HS News Network
Latinos Overwhelmingly Target of National Origin Housing Discrimination in Illinois, per HUD data
Photo: HUD Housing and Urban Development
While 44 years have passed since April 1968’s milestone federal Fair Housing Act, an estimated four million violations of the law continue to occur each year. And although only a fraction of those violations actually get reported—less than 30,000 according to a 2010 estimate by the National Fair Housing Alliance—data indicate that a combined 56 percent of the bases for complaints filed over the last decade in Illinois involved discrimination based on race and national origin, with much of it targeted towards Latinos.
Analysis of HUD data, provided at the request of the Latino Policy Forum, shows that between 2000 and 2011, race continues to pose restrictions on housing choice for many families, with race-related complaints comprising the basis of nearly half (43 percent) of Illinois’ discrimination-related complaints. And for discrimination complaints based on national origin, 61 percent involved discrimination towards Latinos. Data was drawn from HUD and its Fair Housing Assistance Program (FHAP), which includes state and local government organizations charged with investigating and processing fair housing complaints.

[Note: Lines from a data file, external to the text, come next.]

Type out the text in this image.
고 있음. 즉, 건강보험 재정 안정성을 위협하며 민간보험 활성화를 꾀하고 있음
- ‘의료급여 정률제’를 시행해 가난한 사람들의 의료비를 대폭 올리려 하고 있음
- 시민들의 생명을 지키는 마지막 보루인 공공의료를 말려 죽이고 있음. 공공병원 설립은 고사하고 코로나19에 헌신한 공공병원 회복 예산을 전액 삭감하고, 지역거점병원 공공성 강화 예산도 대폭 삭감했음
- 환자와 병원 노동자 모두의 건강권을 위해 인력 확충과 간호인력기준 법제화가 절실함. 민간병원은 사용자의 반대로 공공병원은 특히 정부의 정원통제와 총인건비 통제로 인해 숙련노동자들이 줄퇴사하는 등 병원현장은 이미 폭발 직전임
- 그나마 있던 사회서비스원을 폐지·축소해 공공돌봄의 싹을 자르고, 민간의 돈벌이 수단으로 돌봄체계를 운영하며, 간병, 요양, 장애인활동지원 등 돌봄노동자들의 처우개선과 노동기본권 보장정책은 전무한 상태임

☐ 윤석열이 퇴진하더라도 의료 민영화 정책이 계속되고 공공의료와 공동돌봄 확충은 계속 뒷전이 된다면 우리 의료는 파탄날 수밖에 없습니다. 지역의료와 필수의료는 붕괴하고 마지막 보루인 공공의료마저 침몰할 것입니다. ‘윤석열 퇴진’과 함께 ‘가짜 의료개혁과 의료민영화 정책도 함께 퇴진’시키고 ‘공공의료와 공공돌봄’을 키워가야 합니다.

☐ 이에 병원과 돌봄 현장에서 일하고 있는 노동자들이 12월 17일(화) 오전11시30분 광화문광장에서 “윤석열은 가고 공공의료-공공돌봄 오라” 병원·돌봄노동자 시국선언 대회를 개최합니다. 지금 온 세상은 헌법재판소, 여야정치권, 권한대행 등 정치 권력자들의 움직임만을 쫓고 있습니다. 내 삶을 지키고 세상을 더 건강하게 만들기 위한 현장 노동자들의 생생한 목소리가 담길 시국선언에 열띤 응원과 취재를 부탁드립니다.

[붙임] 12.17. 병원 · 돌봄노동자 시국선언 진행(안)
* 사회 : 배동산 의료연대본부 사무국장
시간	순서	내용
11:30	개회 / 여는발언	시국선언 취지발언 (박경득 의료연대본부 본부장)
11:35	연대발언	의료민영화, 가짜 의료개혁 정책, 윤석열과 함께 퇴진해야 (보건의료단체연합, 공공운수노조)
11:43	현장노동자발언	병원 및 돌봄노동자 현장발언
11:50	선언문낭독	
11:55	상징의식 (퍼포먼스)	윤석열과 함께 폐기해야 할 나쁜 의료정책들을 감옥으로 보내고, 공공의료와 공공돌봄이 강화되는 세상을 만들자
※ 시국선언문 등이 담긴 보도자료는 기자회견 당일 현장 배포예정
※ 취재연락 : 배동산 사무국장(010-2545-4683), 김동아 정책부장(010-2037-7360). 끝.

“Housing discrimination is an unacceptable reality for too many groups. But in the case of both immigrant and non-immigrant Latinos, escalating anti-immigrant rhetoric is steadily becoming reality—and housing discrimination is just one manifestation of that reality.” said Juliana Gonzalez-Crussi, housing policy analyst for the Latino Policy Forum. “We hear heart-breaking stories about discrimination based on perceived immigration status, family size, even speaking with an accent, every day. It is upsetting that these things are happening, but it is even more distressing that families don’t know their rights or recourse under the law—particularly when such actions are illegal and unmerited.”

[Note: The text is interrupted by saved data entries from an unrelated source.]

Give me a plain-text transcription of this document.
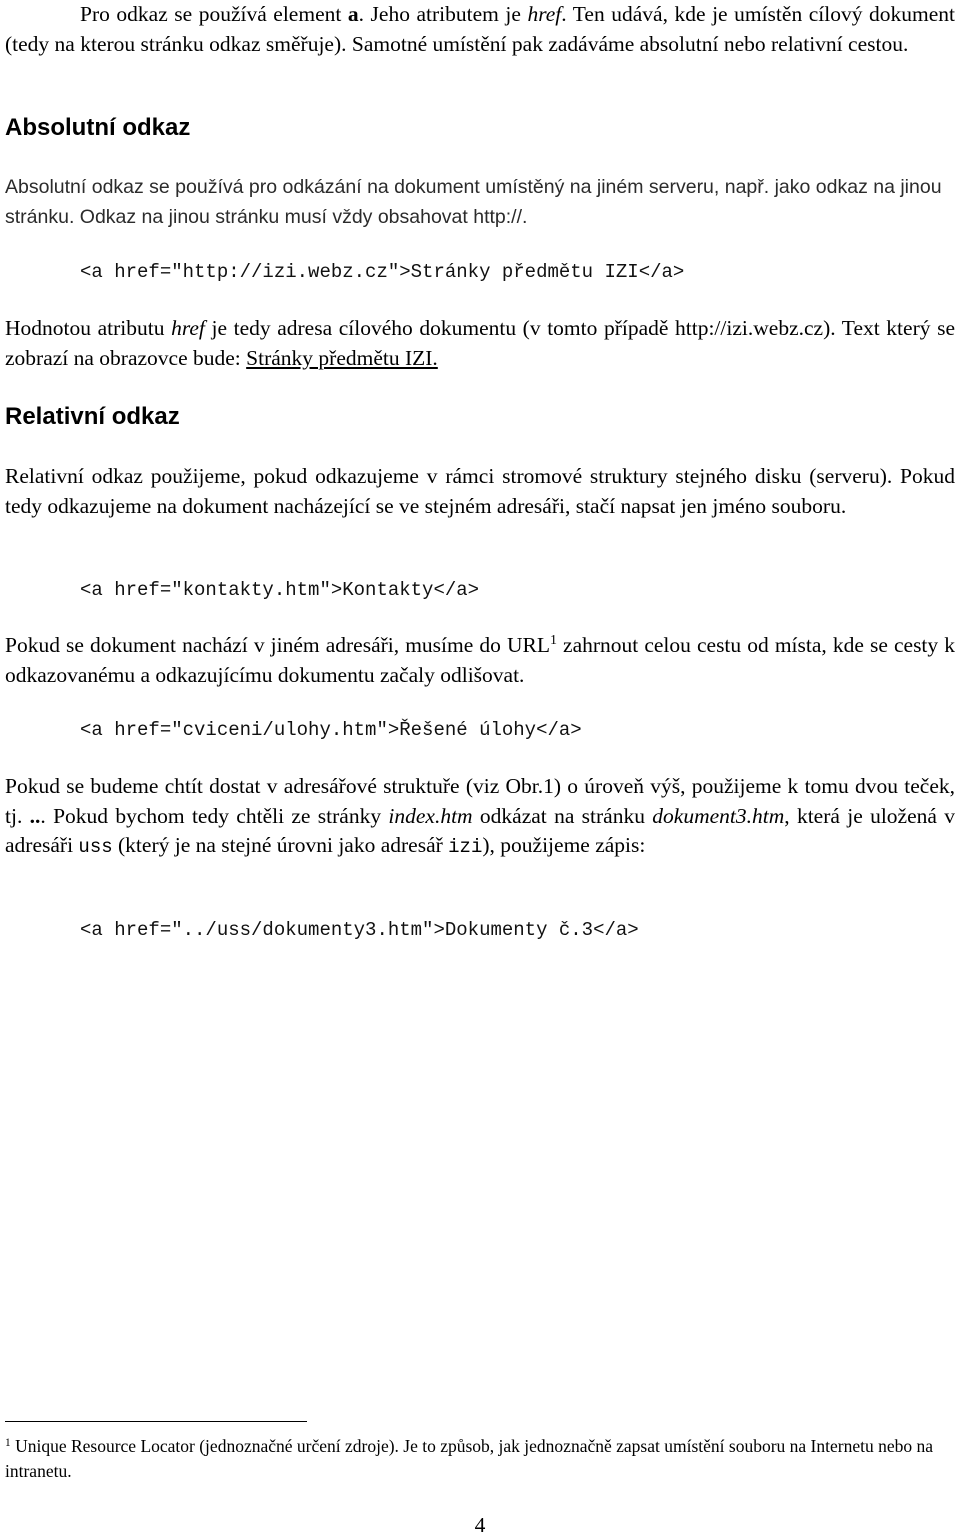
Pro odkaz se používá element a. Jeho atributem je href. Ten udává, kde je umístěn cílový dokument (tedy na kterou stránku odkaz směřuje). Samotné umístění pak zadáváme absolutní nebo relativní cestou.
Absolutní odkaz
Absolutní odkaz se používá pro odkázání na dokument umístěný na jiném serveru, např. jako odkaz na jinou stránku. Odkaz na jinou stránku musí vždy obsahovat http://.
<a href="http://izi.webz.cz">Stránky předmětu IZI</a>
Hodnotou atributu href je tedy adresa cílového dokumentu (v tomto případě http://izi.webz.cz). Text který se zobrazí na obrazovce bude: Stránky předmětu IZI.
Relativní odkaz
Relativní odkaz použijeme, pokud odkazujeme v rámci stromové struktury stejného disku (serveru). Pokud tedy odkazujeme na dokument nacházející se ve stejném adresáři, stačí napsat jen jméno souboru.
<a href="kontakty.htm">Kontakty</a>
Pokud se dokument nachází v jiném adresáři, musíme do URL$^1$ zahrnout celou cestu od místa, kde se cesty k odkazovanému a odkazujícímu dokumentu začaly odlišovat.
<a href="cviceni/ulohy.htm">Řešené úlohy</a>
Pokud se budeme chtít dostat v adresářové struktuře (viz Obr.1) o úroveň výš, použijeme k tomu dvou teček, tj. ... Pokud bychom tedy chtěli ze stránky index.htm odkázat na stránku dokument3.htm, která je uložená v adresáři uss (který je na stejné úrovni jako adresář izi), použijeme zápis:
<a href="../uss/dokumenty3.htm">Dokumenty č.3</a>
$^1$ Unique Resource Locator (jednoznačné určení zdroje). Je to způsob, jak jednoznačně zapsat umístění souboru na Internetu nebo na intranetu.
4
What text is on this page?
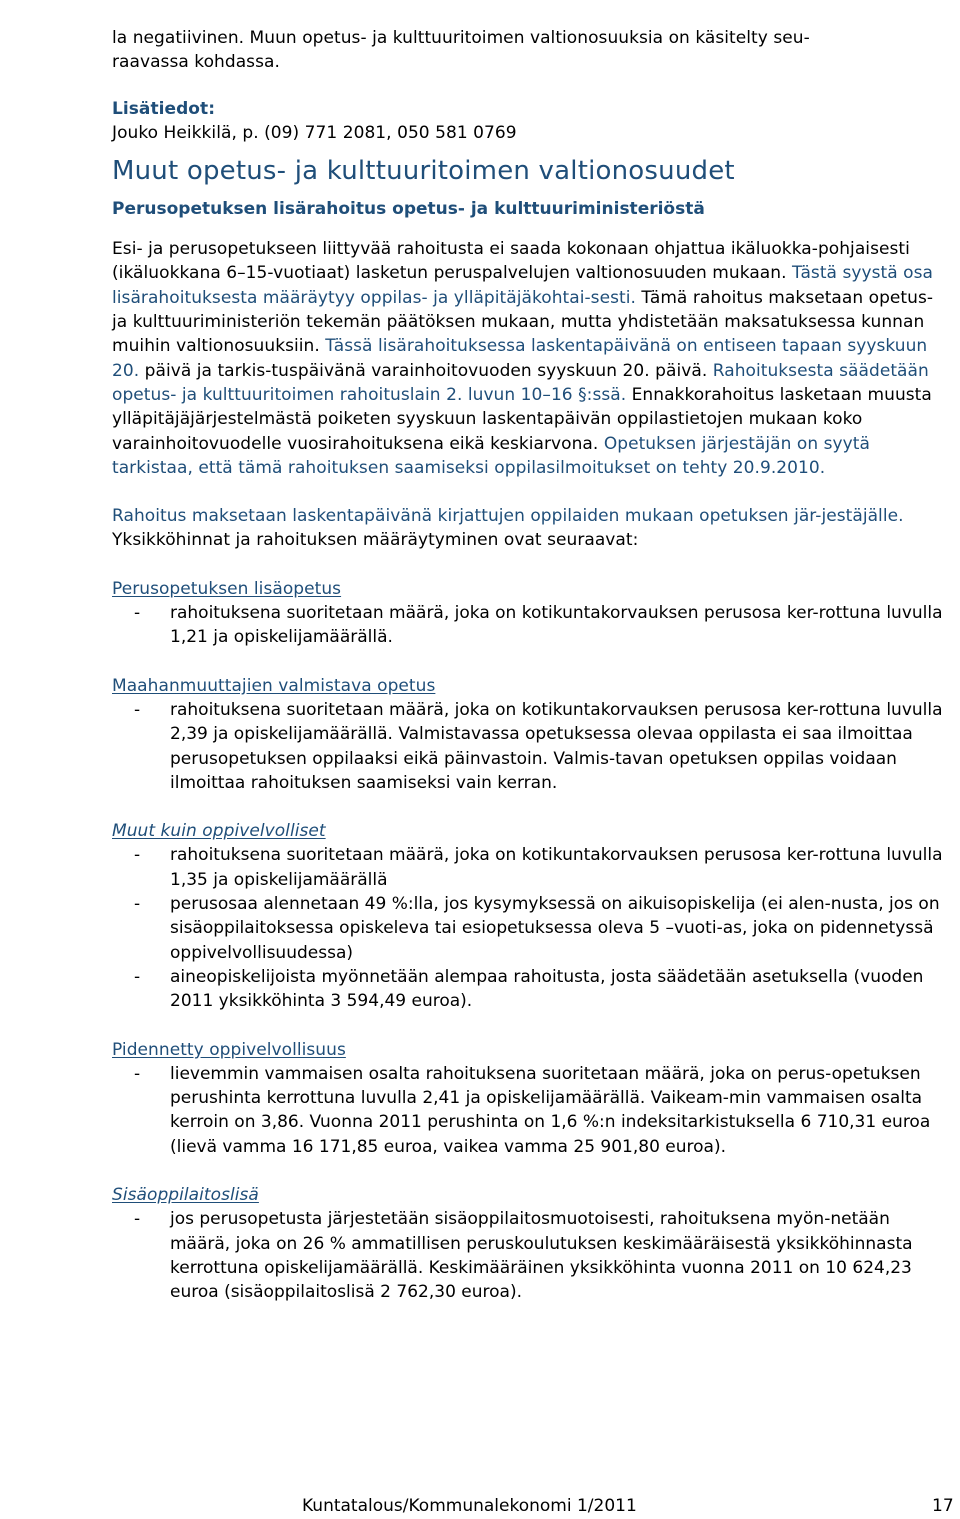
la negatiivinen. Muun opetus- ja kulttuuritoimen valtionosuuksia on käsitelty seu-
raavassa kohdassa.

Lisätiedot:

Jouko Heikkilä, p. (09) 771 2081, 050 581 0769

Muut opetus- ja kulttuuritoimen valtionosuudet
Perusopetuksen lisärahoitus opetus- ja kulttuuriministeriöstä

Esi- ja perusopetukseen liittyvää rahoitusta ei saada kokonaan ohjattua ikäluokka-pohjaisesti (ikäluokkana 6–15-vuotiaat) lasketun peruspalvelujen valtionosuuden mukaan. Tästä syystä osa lisärahoituksesta määräytyy oppilas- ja ylläpitäjäkohtai-sesti. Tämä rahoitus maksetaan opetus- ja kulttuuriministeriön tekemän päätöksen mukaan, mutta yhdistetään maksatuksessa kunnan muihin valtionosuuksiin. Tässä lisärahoituksessa laskentapäivänä on entiseen tapaan syyskuun 20. päivä ja tarkis-tuspäivänä varainhoitovuoden syyskuun 20. päivä. Rahoituksesta säädetään opetus- ja kulttuuritoimen rahoituslain 2. luvun 10–16 §:ssä. Ennakkorahoitus lasketaan muusta ylläpitäjäjärjestelmästä poiketen syyskuun laskentapäivän oppilastietojen mukaan koko varainhoitovuodelle vuosirahoituksena eikä keskiarvona. Opetuksen järjestäjän on syytä tarkistaa, että tämä rahoituksen saamiseksi oppilasilmoitukset on tehty 20.9.2010.

Rahoitus maksetaan laskentapäivänä kirjattujen oppilaiden mukaan opetuksen jär-jestäjälle. Yksikköhinnat ja rahoituksen määräytyminen ovat seuraavat:

Perusopetuksen lisäopetus

- rahoituksena suoritetaan määrä, joka on kotikuntakorvauksen perusosa ker-rottuna luvulla 1,21 ja opiskelijamäärällä.

Maahanmuuttajien valmistava opetus

- rahoituksena suoritetaan määrä, joka on kotikuntakorvauksen perusosa ker-rottuna luvulla 2,39 ja opiskelijamäärällä. Valmistavassa opetuksessa olevaa oppilasta ei saa ilmoittaa perusopetuksen oppilaaksi eikä päinvastoin. Valmis-tavan opetuksen oppilas voidaan ilmoittaa rahoituksen saamiseksi vain kerran.

Muut kuin oppivelvolliset

- rahoituksena suoritetaan määrä, joka on kotikuntakorvauksen perusosa ker-rottuna luvulla 1,35 ja opiskelijamäärällä
- perusosaa alennetaan 49 %:lla, jos kysymyksessä on aikuisopiskelija (ei alen-nusta, jos on sisäoppilaitoksessa opiskeleva tai esiopetuksessa oleva 5 –vuoti-as, joka on pidennetyssä oppivelvollisuudessa)
- aineopiskelijoista myönnetään alempaa rahoitusta, josta säädetään asetuksella (vuoden 2011 yksikköhinta 3 594,49 euroa).

Pidennetty oppivelvollisuus

- lievemmin vammaisen osalta rahoituksena suoritetaan määrä, joka on perus-opetuksen perushinta kerrottuna luvulla 2,41 ja opiskelijamäärällä. Vaikeam-min vammaisen osalta kerroin on 3,86. Vuonna 2011 perushinta on 1,6 %:n indeksitarkistuksella 6 710,31 euroa (lievä vamma 16 171,85 euroa, vaikea vamma 25 901,80 euroa).

Sisäoppilaitoslisä

- jos perusopetusta järjestetään sisäoppilaitosmuotoisesti, rahoituksena myön-netään määrä, joka on 26 % ammatillisen peruskoulutuksen keskimääräisestä yksikköhinnasta kerrottuna opiskelijamäärällä. Keskimääräinen yksikköhinta vuonna 2011 on 10 624,23 euroa (sisäoppilaitoslisä 2 762,30 euroa).
Kuntatalous/Kommunalekonomi 1/2011	17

The federal Fair Housing Act declared it illegal to discriminate on the basis of race, color, religion, national origin, gender, disability or familiar status in rental housing, real estate sales, lending, insurance, and any financial or other services related to housing. In addition to race and national origin, the protected classes of disability, familial status and gender were the basis of many violations of fair housing law in Illinois, tallying 33, 16 and 10 percent of the bases of complaints, respectively. As protected classes are mutually exclusive, the combined percentages total more than 100 percent.

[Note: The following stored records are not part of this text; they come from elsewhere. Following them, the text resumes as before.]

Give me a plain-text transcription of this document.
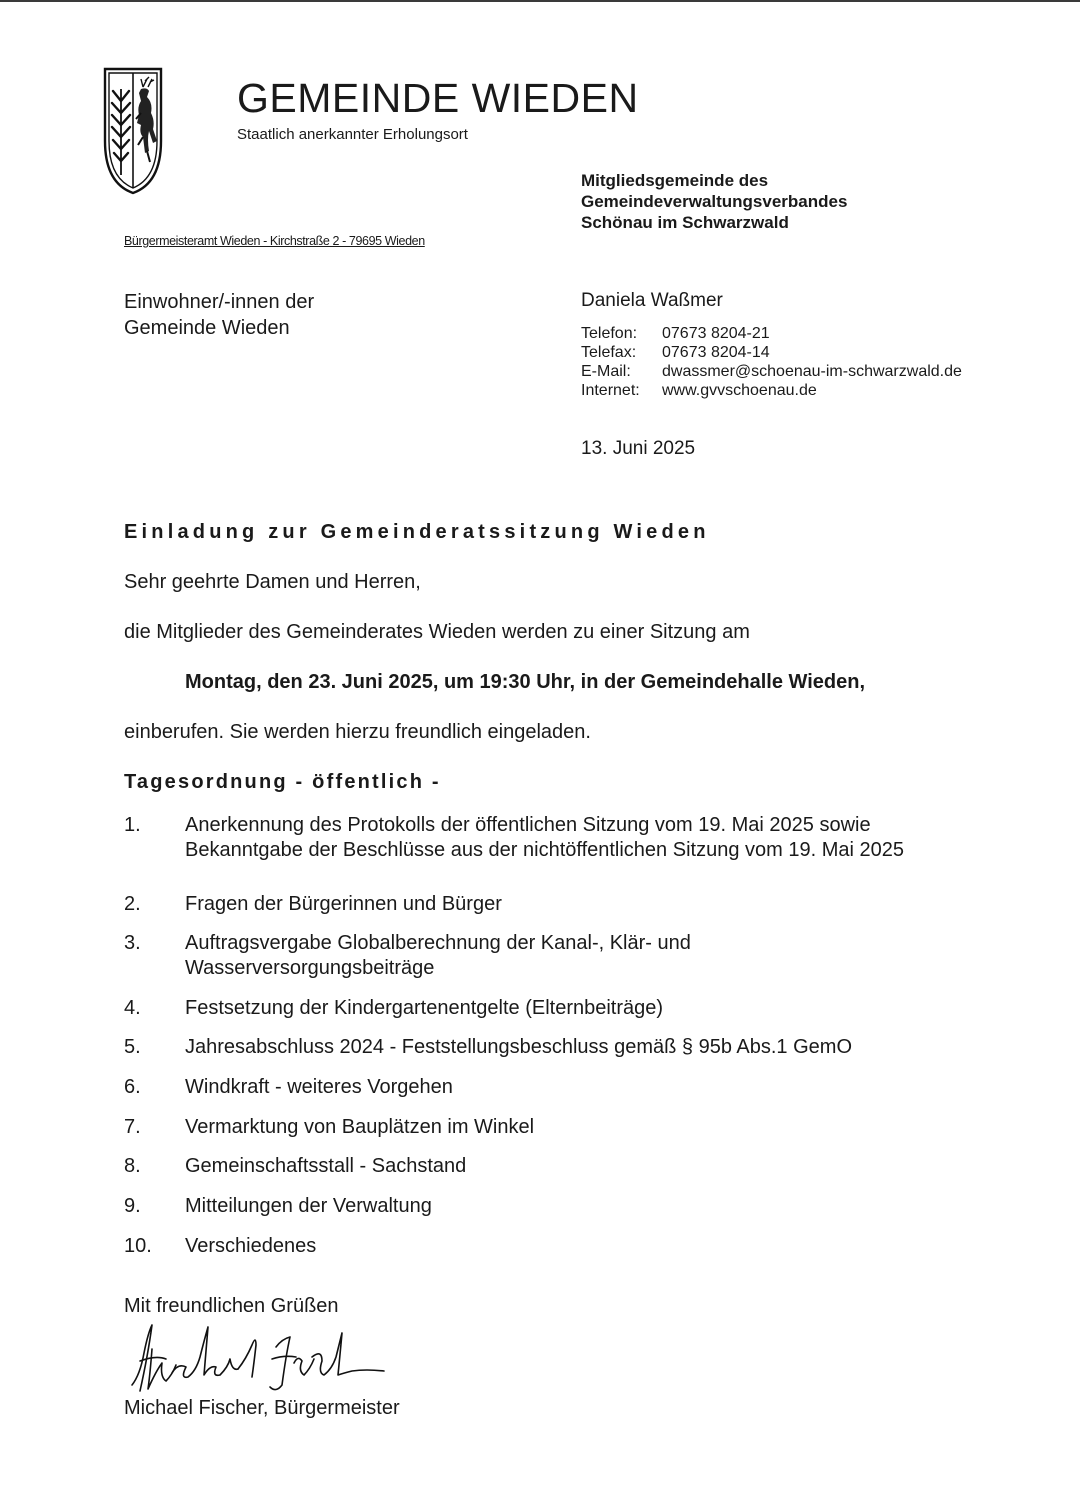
GEMEINDE WIEDEN
Staatlich anerkannter Erholungsort
Mitgliedsgemeinde des
Gemeindeverwaltungsverbandes
Schönau im Schwarzwald
Bürgermeisteramt Wieden - Kirchstraße 2 - 79695 Wieden
Einwohner/-innen der
Gemeinde Wieden
Daniela Waßmer
Telefon:	07673 8204-21
Telefax:	07673 8204-14
E-Mail:	dwassmer@schoenau-im-schwarzwald.de
Internet:	www.gvvschoenau.de
13. Juni 2025
Einladung zur Gemeinderatssitzung Wieden
Sehr geehrte Damen und Herren,
die Mitglieder des Gemeinderates Wieden werden zu einer Sitzung am
Montag, den 23. Juni 2025, um 19:30 Uhr, in der Gemeindehalle Wieden,
einberufen. Sie werden hierzu freundlich eingeladen.
Tagesordnung - öffentlich -
1.	Anerkennung des Protokolls der öffentlichen Sitzung vom 19. Mai 2025 sowie Bekanntgabe der Beschlüsse aus der nichtöffentlichen Sitzung vom 19. Mai 2025
2.	Fragen der Bürgerinnen und Bürger
3.	Auftragsvergabe Globalberechnung der Kanal-, Klär- und Wasserversorgungsbeiträge
4.	Festsetzung der Kindergartenentgelte (Elternbeiträge)
5.	Jahresabschluss 2024 - Feststellungsbeschluss gemäß § 95b Abs.1 GemO
6.	Windkraft - weiteres Vorgehen
7.	Vermarktung von Bauplätzen im Winkel
8.	Gemeinschaftsstall - Sachstand
9.	Mitteilungen der Verwaltung
10.	Verschiedenes
Mit freundlichen Grüßen
Michael Fischer, Bürgermeister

In recognition of April as Fair Housing Month, the Latino Policy Forum is partnering with local, housing-focused organizations to raise awareness of rights under fair housing law:
· If landlords inquire about a prospective tenant’s immigration status, the same must be asked of all applicants.
· It is illegal to require additional documentation or fees for immigrants or perceived immigrants.
· If a prospective tenant brings along a translator, the landlord or agent must work with that translator.
Throughout April, Latino-serving housing organizations will conduct fair housing workshops at Chicago’s Mexican Consulate. Participating organizations include: Access Living, Chicago Commission on Human Relations, Chicago Lawyers’ Committee for Civil Rights Under Law Inc, Erie House, John Marshall Law School, Illinois Department of Human Rights, Latino Policy Forum, Legal Assistance Foundation, Interfaith Housing Center of the Northern Suburbs, and the US Department of Housing and Urban Development.